DRC integral in energy transition metals supply


INVESTMENT INTENSITY The global battery metal drive has driven investment in countries that mine and process these critical minerals
MARIE-GABRIELLE OPESE Unlocking the DRC's full mining potential depends heavily on scaling up investments in essential infrastructure
The global energy transition represents a significant opportunity for the Democratic Republic of Congo (DRC), with its vast reserves of copper, cobalt and other critical minerals, says Africa-focused financial services organisation Standard Bank DRC chief executive and corporate and investment head MarieGabrielle Opese.
Considering the DRC’s strategic role in the global battery value chain, interest in the raw materials used to make battery storage systems and associated technologies is expected to grow significantly in the coming years.
This creates strong momentum for projects that not only support mining operations but also contribute to building local industrial capabilities and deeper integration into global value chains, adds Opese.
However, Opese says unlocking this full potential depends heavily on scaling up investments in essential infrastructure, particularly in electricity transmission and distribution.
The DRC’s true mining potential extends well beyond providing essential minerals for the global market, as it encompasses the development of industries, infrastructure and capabilities that generate sustained value for local economies and communities.

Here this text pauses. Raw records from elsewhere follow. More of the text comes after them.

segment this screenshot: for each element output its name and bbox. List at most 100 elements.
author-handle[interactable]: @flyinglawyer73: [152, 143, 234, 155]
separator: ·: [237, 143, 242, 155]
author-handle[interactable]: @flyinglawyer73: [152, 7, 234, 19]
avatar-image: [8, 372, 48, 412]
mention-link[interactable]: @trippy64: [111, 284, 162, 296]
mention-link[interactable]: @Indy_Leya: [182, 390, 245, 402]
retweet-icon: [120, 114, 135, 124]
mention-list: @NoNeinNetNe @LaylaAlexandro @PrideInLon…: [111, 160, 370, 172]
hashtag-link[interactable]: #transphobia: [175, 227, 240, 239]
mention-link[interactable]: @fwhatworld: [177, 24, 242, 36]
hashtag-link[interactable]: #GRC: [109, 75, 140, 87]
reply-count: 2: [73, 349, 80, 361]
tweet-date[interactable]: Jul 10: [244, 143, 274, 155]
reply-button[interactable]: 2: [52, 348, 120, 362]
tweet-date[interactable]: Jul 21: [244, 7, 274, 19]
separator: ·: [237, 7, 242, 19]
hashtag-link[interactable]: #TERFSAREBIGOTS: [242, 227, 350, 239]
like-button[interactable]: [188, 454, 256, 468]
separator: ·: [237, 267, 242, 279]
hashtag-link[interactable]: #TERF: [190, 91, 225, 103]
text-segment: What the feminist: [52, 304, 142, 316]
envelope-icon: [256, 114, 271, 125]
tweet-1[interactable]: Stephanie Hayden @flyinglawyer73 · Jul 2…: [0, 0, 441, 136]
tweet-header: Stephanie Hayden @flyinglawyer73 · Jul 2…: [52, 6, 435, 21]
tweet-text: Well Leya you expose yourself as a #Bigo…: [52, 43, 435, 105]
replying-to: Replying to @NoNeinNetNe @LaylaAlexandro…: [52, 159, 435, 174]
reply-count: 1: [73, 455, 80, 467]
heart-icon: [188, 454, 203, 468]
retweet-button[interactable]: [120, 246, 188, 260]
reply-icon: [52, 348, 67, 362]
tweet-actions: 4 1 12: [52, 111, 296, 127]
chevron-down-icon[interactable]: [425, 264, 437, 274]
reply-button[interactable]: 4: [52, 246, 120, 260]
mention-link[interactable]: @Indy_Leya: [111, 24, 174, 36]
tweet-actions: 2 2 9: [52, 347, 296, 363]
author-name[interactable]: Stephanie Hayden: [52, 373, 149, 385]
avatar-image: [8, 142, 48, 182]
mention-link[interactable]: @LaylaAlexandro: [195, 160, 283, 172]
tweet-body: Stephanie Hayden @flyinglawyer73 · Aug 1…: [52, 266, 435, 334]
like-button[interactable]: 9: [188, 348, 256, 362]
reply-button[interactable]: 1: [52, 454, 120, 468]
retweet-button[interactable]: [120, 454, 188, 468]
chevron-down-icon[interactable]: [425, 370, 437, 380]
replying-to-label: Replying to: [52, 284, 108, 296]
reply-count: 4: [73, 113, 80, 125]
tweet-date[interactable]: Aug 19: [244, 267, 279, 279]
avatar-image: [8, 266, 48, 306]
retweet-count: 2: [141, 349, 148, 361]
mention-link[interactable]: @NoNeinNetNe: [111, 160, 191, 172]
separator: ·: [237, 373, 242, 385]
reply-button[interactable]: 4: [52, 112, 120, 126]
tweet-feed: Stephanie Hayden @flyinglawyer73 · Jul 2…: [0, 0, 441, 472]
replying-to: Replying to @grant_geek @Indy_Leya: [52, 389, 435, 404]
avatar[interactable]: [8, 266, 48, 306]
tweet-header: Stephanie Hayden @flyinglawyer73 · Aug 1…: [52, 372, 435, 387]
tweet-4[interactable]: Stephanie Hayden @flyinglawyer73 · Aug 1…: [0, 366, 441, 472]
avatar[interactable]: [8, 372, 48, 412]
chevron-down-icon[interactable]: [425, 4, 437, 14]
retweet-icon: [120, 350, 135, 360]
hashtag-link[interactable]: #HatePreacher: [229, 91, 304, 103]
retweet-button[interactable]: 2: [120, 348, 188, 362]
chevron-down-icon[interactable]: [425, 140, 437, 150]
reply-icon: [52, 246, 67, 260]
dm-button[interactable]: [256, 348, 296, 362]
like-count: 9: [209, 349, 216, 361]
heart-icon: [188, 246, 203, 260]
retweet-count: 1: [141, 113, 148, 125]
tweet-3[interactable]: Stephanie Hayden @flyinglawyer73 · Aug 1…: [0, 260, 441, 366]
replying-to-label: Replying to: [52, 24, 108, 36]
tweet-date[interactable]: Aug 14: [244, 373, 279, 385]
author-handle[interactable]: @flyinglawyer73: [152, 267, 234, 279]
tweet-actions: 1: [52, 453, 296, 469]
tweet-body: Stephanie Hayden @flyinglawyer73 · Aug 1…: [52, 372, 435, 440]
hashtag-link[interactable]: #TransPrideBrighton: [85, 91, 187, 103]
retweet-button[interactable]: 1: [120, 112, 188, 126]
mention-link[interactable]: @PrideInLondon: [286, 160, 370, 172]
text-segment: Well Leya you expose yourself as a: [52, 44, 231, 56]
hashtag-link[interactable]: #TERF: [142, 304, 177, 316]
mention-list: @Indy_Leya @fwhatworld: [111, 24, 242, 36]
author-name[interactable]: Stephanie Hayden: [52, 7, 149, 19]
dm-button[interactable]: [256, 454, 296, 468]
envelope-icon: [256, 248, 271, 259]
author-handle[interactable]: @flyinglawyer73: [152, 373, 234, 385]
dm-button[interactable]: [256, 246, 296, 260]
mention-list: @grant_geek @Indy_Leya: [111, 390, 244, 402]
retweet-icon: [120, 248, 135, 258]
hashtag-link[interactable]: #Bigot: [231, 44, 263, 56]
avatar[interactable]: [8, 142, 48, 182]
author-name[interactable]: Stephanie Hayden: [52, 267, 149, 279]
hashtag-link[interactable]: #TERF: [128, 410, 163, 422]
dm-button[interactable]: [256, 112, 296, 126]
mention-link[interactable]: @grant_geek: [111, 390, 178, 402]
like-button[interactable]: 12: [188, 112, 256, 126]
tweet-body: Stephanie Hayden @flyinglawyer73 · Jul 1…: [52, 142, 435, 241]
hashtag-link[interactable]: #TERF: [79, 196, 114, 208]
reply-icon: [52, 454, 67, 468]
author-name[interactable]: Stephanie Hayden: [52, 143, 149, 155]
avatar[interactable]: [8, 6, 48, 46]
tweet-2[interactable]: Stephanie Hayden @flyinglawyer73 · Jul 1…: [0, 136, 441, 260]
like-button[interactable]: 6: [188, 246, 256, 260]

With decades of experience in supporting mining development initiatives in the region, Standard Bank DRC remains committed to leveraging its expertise in project finance, structured finance and investment solutions to facilitate “transformative projects”.
“The ambition is clear: to support industrialisation, strengthen local value creation and position DRC as a leading player in the industries of the future. This long-term vision continues to shape partnerships and guide engagement across the country,” says Opese.
Further, the country’s mining sector will not depend only on the quality of its resources but also the strength of the infrastructure that supports extraction, processing and export.
Opese says building reliable and efficient energy systems is, therefore, fundamental to unlocking sustainable growth and industrial transformation.
Financing the Future
African banks and financial organisations have a “special strength”, as a result of their understanding of local markets and maintaining good relationships with international investors, development finance groups and agencies that support exporting, says Opese.
Consequently, there is a growing role to play by financiers: by acting as a bridge between these different stakeholders in helping to shape projects from early-stage development to execution while structuring financing solutions that can attract long-term capital.
Increasing momentum among mining companies to adopt technologies that improve efficiency, optimise energy use and align with sustainability goals has been noted, and Opese adds that this mindset shift is “particularly encouraging”.
Across the mining sector, these technologies are no longer regarded as environmental commitments, but increasingly as business investments that can drive productivity, reduce costs and strengthen competitiveness over time.
“Highlighting this shift in perspective, I recently engaged with a client importing electric vehicles for their mining and logistics operations,” says Opese.
Going forward, Africa has a “great opportunity” to move beyond simply exporting raw materials and instead build factories and industries that create jobs, develop new skills and add more value to local economies.
Investment in infrastructure and communication networks, industrial areas, logistics centres and water systems are needed, as they “are essential for supporting factories that process materials and add value locally,” elaborates Opese.
In the DRC, progress towards this goal can already be seen, especially regarding the development of projects aimed at establishing a local battery industry and helping the country become an important part of the global energy shift.
Here, financial institutions such as Standard Bank, play a key role in this change by helping identify promising projects, supporting their development to attract investment, and securing the necessary funding to facilitate their implementation, adds Opese.
“The challenges are interconnected, and so must be the responses.”
There is an increasing demand for mining- related investments that not only support mining activity but also strengthen energy access, improve infrastructure and contribute to sustainability objectives.
“Balancing these priorities is complex, but it also creates space for innovation in how projects are structured and financed.”
Opese states that African banks are well positioned to play a central role in this evolution, acting as long-term partners that understand local realities and global expectations.
“By bridging these perspectives, they can help unlock projects that deliver real economic impact while supporting the energy transition in a practical and sustainable way,” concludes Opese.